Bassorilievo in bronzo (cm 126×90, 2001)

L’opera, realizzata nel 2001 per volontà di Antonio Mastroberardino ad opera dell’artista irpino Aldo Melillo, consiste in un bassorilievo in bronzo che riproduce scene di lavorazione della vendemmia in vigna e in cantina.
Dedicata alla storia secolare della famiglia Mastroberardino, dispone in primo piano, sulla sinistra seduto un personaggio che riproduce le sembianze di Angelo Mastroberardino (1850-1914), al quale poggia amorevolmente la mano sulla spalla il figlio Michele Mastroberardino (1886-1945). Quest’ultimo tiene la mano di un fanciullo, che nell’idea dell’artista raffigura il committente, Antonio Mastroberardino (1928-2014).
In testa all’opera, al centro, è riprodotto lo storico crest di famiglia Mastroberardino.

“Le nozze di Arianna”, cupola di Doina Botez

Olio su vari supporti (diametro 363 cm, h. 57, superficie calotta 6,5 mq + 6,5 mq superficie vele, totale superficie circa 13 mq, 2000)

Il dipinto fu commissionato da Antonio e Piero Mastroberardino alla fine degli anni Novanta e completato nel 2000.

L’opera monumentale raffigura un baccanale con personaggi e simboli tipici del corteo dionisiaco, legati alla vite, al vino, alla prosperità, ai festeggiamenti.

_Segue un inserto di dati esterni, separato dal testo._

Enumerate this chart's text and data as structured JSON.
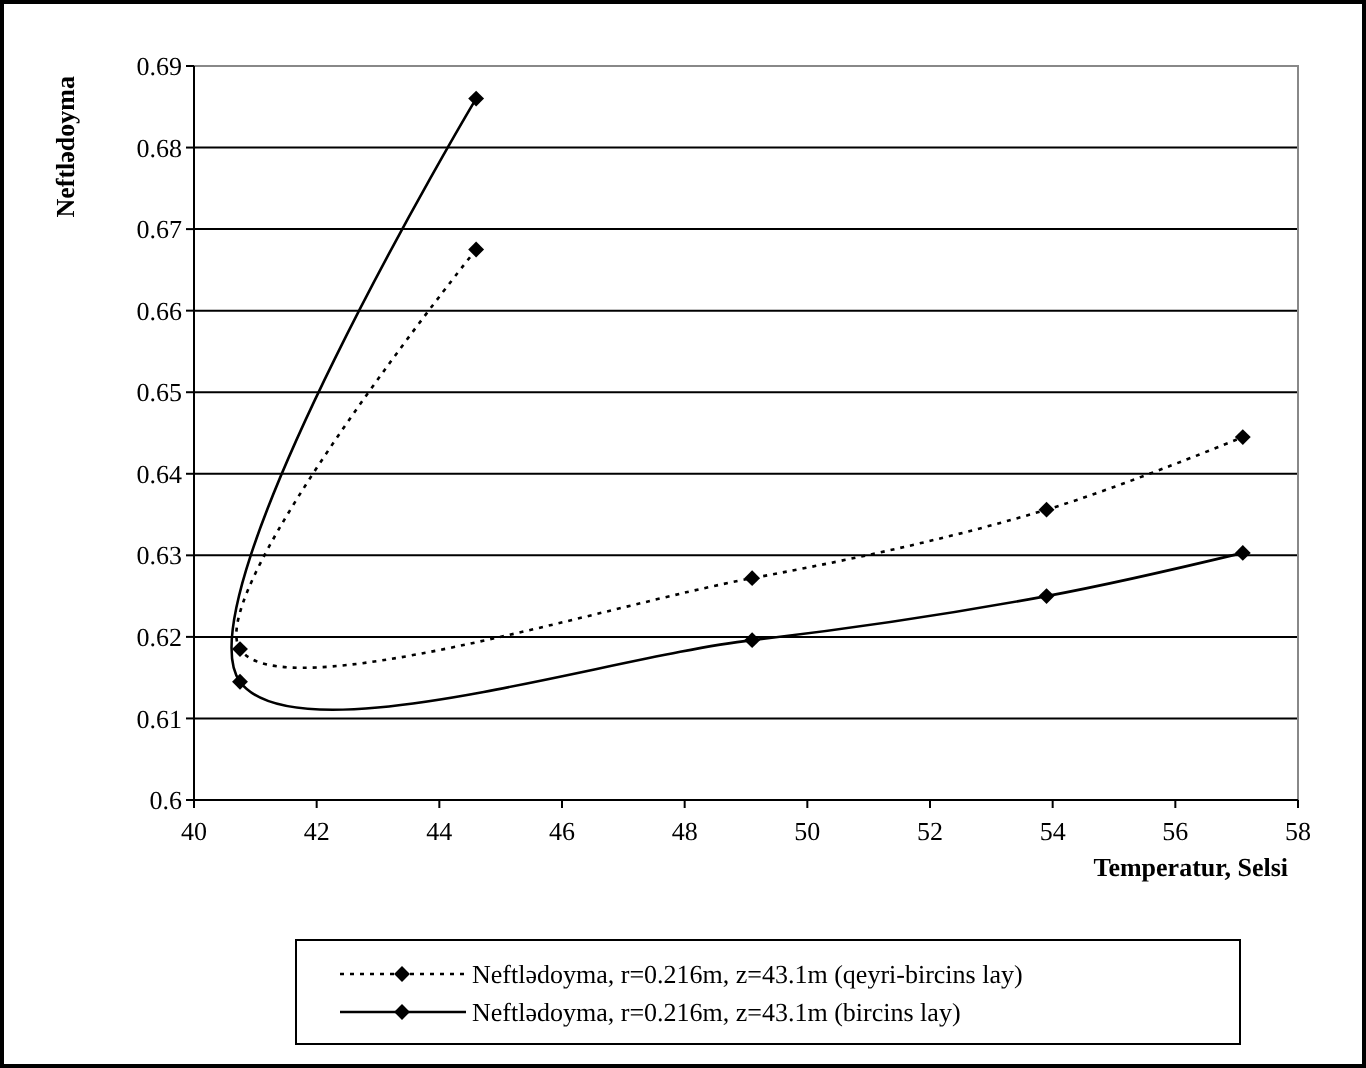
{
  "chart_data": {
    "type": "line",
    "xlabel": "Temperatur, Selsi",
    "ylabel": "Neftlədoyma",
    "xlim": [
      40,
      58
    ],
    "xticks": [
      40,
      42,
      44,
      46,
      48,
      50,
      52,
      54,
      56,
      58
    ],
    "ylim": [
      0.6,
      0.69
    ],
    "yticks": [
      {
        "value": 0.6,
        "label": "0.6"
      },
      0.61,
      0.62,
      0.63,
      0.64,
      0.65,
      0.66,
      0.67,
      0.68,
      0.69
    ],
    "grid": "y",
    "legend": "bottom",
    "marker": "diamond",
    "series": [
      {
        "name": "Neftlədoyma, r=0.216m, z=43.1m (qeyri-bircins lay)",
        "color": "#000000",
        "line_style": "dotted",
        "x": [
          44.6,
          40.75,
          49.1,
          53.9,
          57.1
        ],
        "values": [
          0.6675,
          0.6185,
          0.6272,
          0.6356,
          0.6445
        ]
      },
      {
        "name": "Neftlədoyma, r=0.216m, z=43.1m (bircins lay)",
        "color": "#000000",
        "line_style": "solid",
        "x": [
          44.6,
          40.75,
          49.1,
          53.9,
          57.1
        ],
        "values": [
          0.686,
          0.6145,
          0.6196,
          0.625,
          0.6303
        ]
      }
    ]
  }
}
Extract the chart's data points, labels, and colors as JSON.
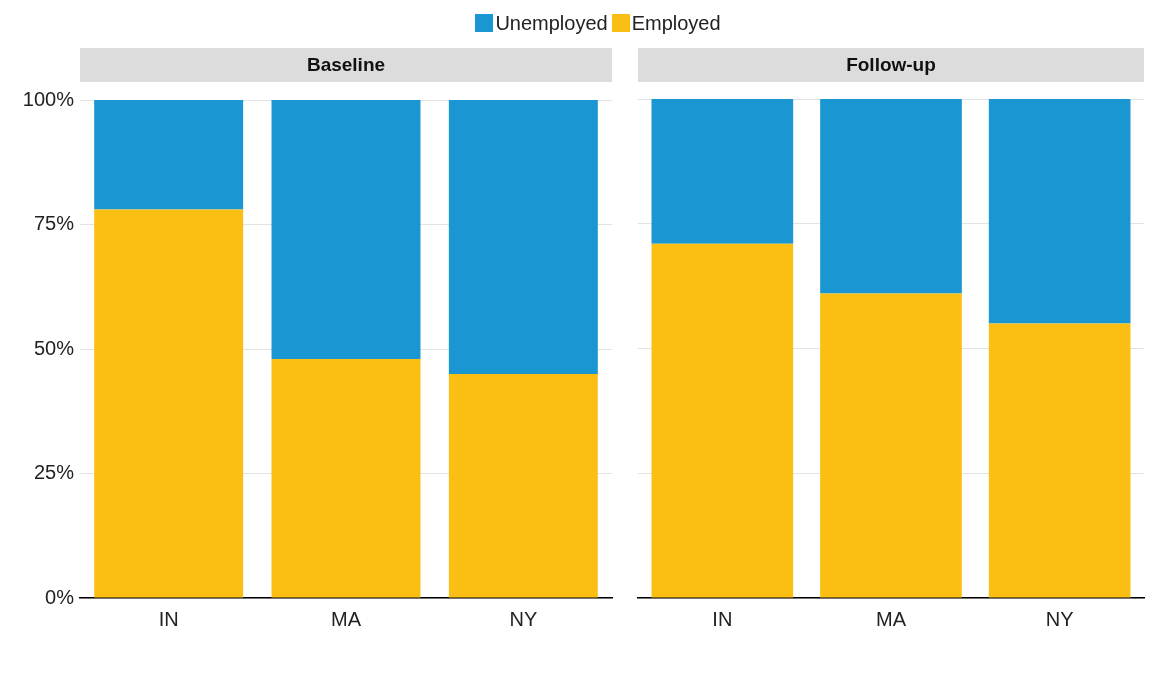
{
  "chart_data": [
    {
      "type": "bar",
      "title": "Baseline",
      "categories": [
        "IN",
        "MA",
        "NY"
      ],
      "stacked": true,
      "legend": "top",
      "grid": "y",
      "ylim": [
        0,
        100
      ],
      "yticks": [
        {
          "value": 0,
          "label": "0%"
        },
        {
          "value": 25,
          "label": "25%"
        },
        {
          "value": 50,
          "label": "50%"
        },
        {
          "value": 75,
          "label": "75%"
        },
        {
          "value": 100,
          "label": "100%"
        }
      ],
      "series": [
        {
          "name": "Employed",
          "color": "#fbbf14",
          "values": [
            78,
            48,
            45
          ]
        },
        {
          "name": "Unemployed",
          "color": "#1a96d3",
          "values": [
            22,
            52,
            55
          ]
        }
      ]
    },
    {
      "type": "bar",
      "title": "Follow-up",
      "categories": [
        "IN",
        "MA",
        "NY"
      ],
      "stacked": true,
      "grid": "y",
      "tick_labels": "x",
      "ylim": [
        0,
        100
      ],
      "yticks": [
        {
          "value": 0,
          "label": null
        },
        {
          "value": 25,
          "label": null
        },
        {
          "value": 50,
          "label": null
        },
        {
          "value": 75,
          "label": null
        },
        {
          "value": 100,
          "label": null
        }
      ],
      "series": [
        {
          "color": "#fbbf14",
          "values": [
            71,
            61,
            55
          ]
        },
        {
          "color": "#1a96d3",
          "values": [
            29,
            39,
            45
          ]
        }
      ]
    }
  ]
}
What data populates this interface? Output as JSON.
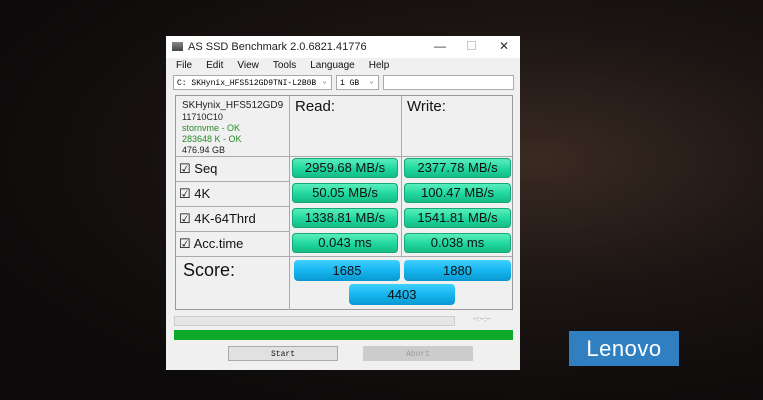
{
  "window": {
    "title": "AS SSD Benchmark 2.0.6821.41776",
    "minimize": "—",
    "maximize": "☐",
    "close": "✕"
  },
  "menu": [
    "File",
    "Edit",
    "View",
    "Tools",
    "Language",
    "Help"
  ],
  "drive_select": {
    "value": "C: SKHynix_HFS512GD9TNI-L2B0B",
    "arrow": "⌄"
  },
  "size_select": {
    "value": "1 GB",
    "arrow": "⌄"
  },
  "text_field": {
    "value": ""
  },
  "drive_info": {
    "model": "SKHynix_HFS512GD9",
    "firmware": "11710C10",
    "driver": "stornvme - OK",
    "alignment": "283648 K - OK",
    "capacity": "476.94 GB"
  },
  "headers": {
    "read": "Read:",
    "write": "Write:"
  },
  "rows": [
    {
      "label": "Seq",
      "checked": true,
      "read": "2959.68 MB/s",
      "write": "2377.78 MB/s"
    },
    {
      "label": "4K",
      "checked": true,
      "read": "50.05 MB/s",
      "write": "100.47 MB/s"
    },
    {
      "label": "4K-64Thrd",
      "checked": true,
      "read": "1338.81 MB/s",
      "write": "1541.81 MB/s"
    },
    {
      "label": "Acc.time",
      "checked": true,
      "read": "0.043 ms",
      "write": "0.038 ms"
    }
  ],
  "score": {
    "label": "Score:",
    "read": "1685",
    "write": "1880",
    "total": "4403"
  },
  "progress": {
    "value": 0,
    "timer": "--:--:--"
  },
  "overall_progress": {
    "value": 100,
    "color": "#0eab2a"
  },
  "buttons": {
    "start": "Start",
    "abort": "Abort"
  },
  "checkbox_glyph": "☑",
  "brand": "Lenovo"
}
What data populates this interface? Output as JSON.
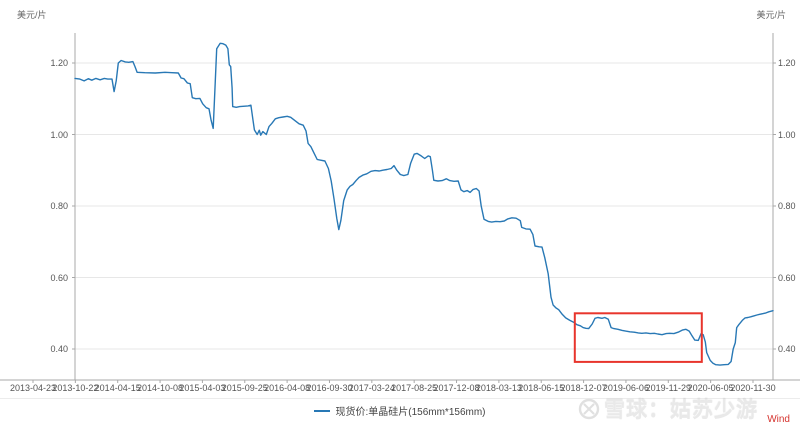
{
  "axis_units": {
    "left": "美元/片",
    "right": "美元/片"
  },
  "legend": {
    "label": "现货价:单晶硅片(156mm*156mm)"
  },
  "watermark": {
    "site": "雪球：姑苏少游",
    "source": "Wind"
  },
  "colors": {
    "line": "#2878b5",
    "annotation": "#e8352c",
    "grid": "#e7e7e7",
    "axis": "#a8a8a8",
    "tick_text": "#555555",
    "wind_red": "#d5342f",
    "watermark_gray": "#e9e9e9"
  },
  "chart_data": {
    "type": "line",
    "title": "",
    "ylabel": "美元/片",
    "grid": true,
    "legend_position": "bottom",
    "y_ticks": [
      1.2,
      1.0,
      0.8,
      0.6,
      0.4
    ],
    "y_tick_labels": [
      "1.20",
      "1.00",
      "0.80",
      "0.60",
      "0.40"
    ],
    "y_range_visible": [
      0.313,
      1.284
    ],
    "x_tick_labels": [
      "2013-04-23",
      "2013-10-22",
      "2014-04-15",
      "2014-10-08",
      "2015-04-03",
      "2015-09-25",
      "2016-04-08",
      "2016-09-30",
      "2017-03-24",
      "2017-08-25",
      "2017-12-08",
      "2018-03-13",
      "2018-06-15",
      "2018-12-07",
      "2019-06-06",
      "2019-11-29",
      "2020-06-05",
      "2020-11-30"
    ],
    "annotation_box": {
      "x0": 0.716,
      "x1": 0.898,
      "v_top": 0.5,
      "v_bottom": 0.364
    },
    "series": [
      {
        "name": "现货价:单晶硅片(156mm*156mm)",
        "color": "#2878b5",
        "points": [
          [
            0.0,
            1.157
          ],
          [
            0.007,
            1.155
          ],
          [
            0.013,
            1.15
          ],
          [
            0.019,
            1.156
          ],
          [
            0.024,
            1.152
          ],
          [
            0.03,
            1.157
          ],
          [
            0.036,
            1.153
          ],
          [
            0.042,
            1.157
          ],
          [
            0.047,
            1.155
          ],
          [
            0.053,
            1.155
          ],
          [
            0.056,
            1.12
          ],
          [
            0.059,
            1.15
          ],
          [
            0.062,
            1.2
          ],
          [
            0.066,
            1.207
          ],
          [
            0.072,
            1.203
          ],
          [
            0.077,
            1.202
          ],
          [
            0.083,
            1.204
          ],
          [
            0.086,
            1.19
          ],
          [
            0.089,
            1.174
          ],
          [
            0.1,
            1.173
          ],
          [
            0.115,
            1.172
          ],
          [
            0.129,
            1.174
          ],
          [
            0.139,
            1.173
          ],
          [
            0.148,
            1.172
          ],
          [
            0.152,
            1.158
          ],
          [
            0.156,
            1.156
          ],
          [
            0.161,
            1.144
          ],
          [
            0.165,
            1.142
          ],
          [
            0.168,
            1.103
          ],
          [
            0.173,
            1.1
          ],
          [
            0.179,
            1.101
          ],
          [
            0.183,
            1.086
          ],
          [
            0.188,
            1.075
          ],
          [
            0.192,
            1.072
          ],
          [
            0.195,
            1.04
          ],
          [
            0.198,
            1.017
          ],
          [
            0.201,
            1.15
          ],
          [
            0.203,
            1.24
          ],
          [
            0.208,
            1.255
          ],
          [
            0.212,
            1.254
          ],
          [
            0.216,
            1.25
          ],
          [
            0.219,
            1.24
          ],
          [
            0.221,
            1.195
          ],
          [
            0.223,
            1.19
          ],
          [
            0.225,
            1.13
          ],
          [
            0.226,
            1.078
          ],
          [
            0.231,
            1.076
          ],
          [
            0.236,
            1.078
          ],
          [
            0.248,
            1.08
          ],
          [
            0.252,
            1.082
          ],
          [
            0.255,
            1.04
          ],
          [
            0.257,
            1.013
          ],
          [
            0.261,
            1.0
          ],
          [
            0.264,
            1.012
          ],
          [
            0.266,
            0.998
          ],
          [
            0.269,
            1.008
          ],
          [
            0.274,
            1.0
          ],
          [
            0.278,
            1.022
          ],
          [
            0.282,
            1.031
          ],
          [
            0.287,
            1.044
          ],
          [
            0.292,
            1.047
          ],
          [
            0.298,
            1.049
          ],
          [
            0.304,
            1.051
          ],
          [
            0.309,
            1.048
          ],
          [
            0.315,
            1.039
          ],
          [
            0.321,
            1.03
          ],
          [
            0.327,
            1.026
          ],
          [
            0.331,
            1.01
          ],
          [
            0.334,
            0.975
          ],
          [
            0.338,
            0.966
          ],
          [
            0.342,
            0.95
          ],
          [
            0.347,
            0.93
          ],
          [
            0.352,
            0.928
          ],
          [
            0.358,
            0.926
          ],
          [
            0.363,
            0.905
          ],
          [
            0.367,
            0.87
          ],
          [
            0.371,
            0.82
          ],
          [
            0.375,
            0.765
          ],
          [
            0.378,
            0.734
          ],
          [
            0.381,
            0.76
          ],
          [
            0.385,
            0.815
          ],
          [
            0.39,
            0.845
          ],
          [
            0.394,
            0.855
          ],
          [
            0.398,
            0.86
          ],
          [
            0.403,
            0.872
          ],
          [
            0.407,
            0.88
          ],
          [
            0.413,
            0.887
          ],
          [
            0.418,
            0.89
          ],
          [
            0.424,
            0.897
          ],
          [
            0.43,
            0.899
          ],
          [
            0.436,
            0.898
          ],
          [
            0.441,
            0.9
          ],
          [
            0.447,
            0.902
          ],
          [
            0.453,
            0.905
          ],
          [
            0.457,
            0.913
          ],
          [
            0.461,
            0.9
          ],
          [
            0.466,
            0.888
          ],
          [
            0.471,
            0.885
          ],
          [
            0.477,
            0.888
          ],
          [
            0.481,
            0.92
          ],
          [
            0.486,
            0.945
          ],
          [
            0.49,
            0.947
          ],
          [
            0.496,
            0.94
          ],
          [
            0.501,
            0.933
          ],
          [
            0.506,
            0.94
          ],
          [
            0.509,
            0.938
          ],
          [
            0.512,
            0.9
          ],
          [
            0.514,
            0.872
          ],
          [
            0.52,
            0.87
          ],
          [
            0.526,
            0.871
          ],
          [
            0.532,
            0.876
          ],
          [
            0.537,
            0.871
          ],
          [
            0.543,
            0.869
          ],
          [
            0.549,
            0.87
          ],
          [
            0.553,
            0.845
          ],
          [
            0.557,
            0.84
          ],
          [
            0.562,
            0.843
          ],
          [
            0.566,
            0.838
          ],
          [
            0.57,
            0.846
          ],
          [
            0.575,
            0.849
          ],
          [
            0.579,
            0.842
          ],
          [
            0.582,
            0.8
          ],
          [
            0.586,
            0.763
          ],
          [
            0.592,
            0.757
          ],
          [
            0.597,
            0.755
          ],
          [
            0.603,
            0.757
          ],
          [
            0.609,
            0.756
          ],
          [
            0.615,
            0.758
          ],
          [
            0.62,
            0.764
          ],
          [
            0.626,
            0.767
          ],
          [
            0.632,
            0.766
          ],
          [
            0.638,
            0.759
          ],
          [
            0.64,
            0.74
          ],
          [
            0.646,
            0.736
          ],
          [
            0.652,
            0.735
          ],
          [
            0.656,
            0.72
          ],
          [
            0.659,
            0.688
          ],
          [
            0.665,
            0.686
          ],
          [
            0.669,
            0.685
          ],
          [
            0.673,
            0.655
          ],
          [
            0.678,
            0.61
          ],
          [
            0.682,
            0.545
          ],
          [
            0.685,
            0.523
          ],
          [
            0.689,
            0.515
          ],
          [
            0.693,
            0.51
          ],
          [
            0.698,
            0.497
          ],
          [
            0.703,
            0.487
          ],
          [
            0.709,
            0.48
          ],
          [
            0.715,
            0.474
          ],
          [
            0.719,
            0.468
          ],
          [
            0.724,
            0.465
          ],
          [
            0.728,
            0.46
          ],
          [
            0.732,
            0.458
          ],
          [
            0.736,
            0.457
          ],
          [
            0.741,
            0.47
          ],
          [
            0.745,
            0.486
          ],
          [
            0.749,
            0.488
          ],
          [
            0.755,
            0.486
          ],
          [
            0.759,
            0.488
          ],
          [
            0.764,
            0.483
          ],
          [
            0.768,
            0.46
          ],
          [
            0.772,
            0.457
          ],
          [
            0.778,
            0.455
          ],
          [
            0.784,
            0.452
          ],
          [
            0.789,
            0.45
          ],
          [
            0.795,
            0.448
          ],
          [
            0.801,
            0.447
          ],
          [
            0.807,
            0.445
          ],
          [
            0.812,
            0.444
          ],
          [
            0.818,
            0.445
          ],
          [
            0.824,
            0.443
          ],
          [
            0.83,
            0.444
          ],
          [
            0.835,
            0.442
          ],
          [
            0.841,
            0.44
          ],
          [
            0.847,
            0.443
          ],
          [
            0.852,
            0.444
          ],
          [
            0.858,
            0.443
          ],
          [
            0.864,
            0.447
          ],
          [
            0.87,
            0.453
          ],
          [
            0.875,
            0.455
          ],
          [
            0.88,
            0.45
          ],
          [
            0.884,
            0.437
          ],
          [
            0.888,
            0.425
          ],
          [
            0.893,
            0.424
          ],
          [
            0.897,
            0.443
          ],
          [
            0.9,
            0.44
          ],
          [
            0.903,
            0.42
          ],
          [
            0.905,
            0.39
          ],
          [
            0.91,
            0.368
          ],
          [
            0.914,
            0.36
          ],
          [
            0.918,
            0.356
          ],
          [
            0.924,
            0.355
          ],
          [
            0.93,
            0.356
          ],
          [
            0.936,
            0.357
          ],
          [
            0.94,
            0.365
          ],
          [
            0.943,
            0.4
          ],
          [
            0.946,
            0.418
          ],
          [
            0.948,
            0.46
          ],
          [
            0.951,
            0.468
          ],
          [
            0.956,
            0.48
          ],
          [
            0.96,
            0.487
          ],
          [
            0.964,
            0.488
          ],
          [
            0.968,
            0.49
          ],
          [
            0.973,
            0.493
          ],
          [
            0.977,
            0.495
          ],
          [
            0.981,
            0.497
          ],
          [
            0.986,
            0.499
          ],
          [
            0.99,
            0.501
          ],
          [
            0.994,
            0.504
          ],
          [
            1.0,
            0.507
          ]
        ]
      }
    ]
  }
}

Ricca di colori e forme, torna a parlare di Dioniso, l’altro nome di Bacco, antico Dio greco della vegetazione, la linfa vitale che scorre nelle piante. In seguito è identificato come Dio dell’estasi, del vino, della sensualità e della libertà e del potere delle passioni: l’essenza della vita nel suo scorrere infinito e selvaggio.
Nell’antica Grecia il vino era anche il simbolo del sangue di Dioniso e per questo motivo era ritenuto donare l’immortalità.
Peculiare è la firma dell’artista, apposta riproducendo il proprio volto inserito nel corpo di un felino su un’ala del dipinto.
L’opera orna una delle cupole delle grotte di affinamento della cantina d’arte di famiglia Mastroberardino.
L’artista, Doina Botez, è pittrice di chiara derivazione espressionista. Nata a Bucarest nel 1951, dal 1989 si è trasferita a Roma.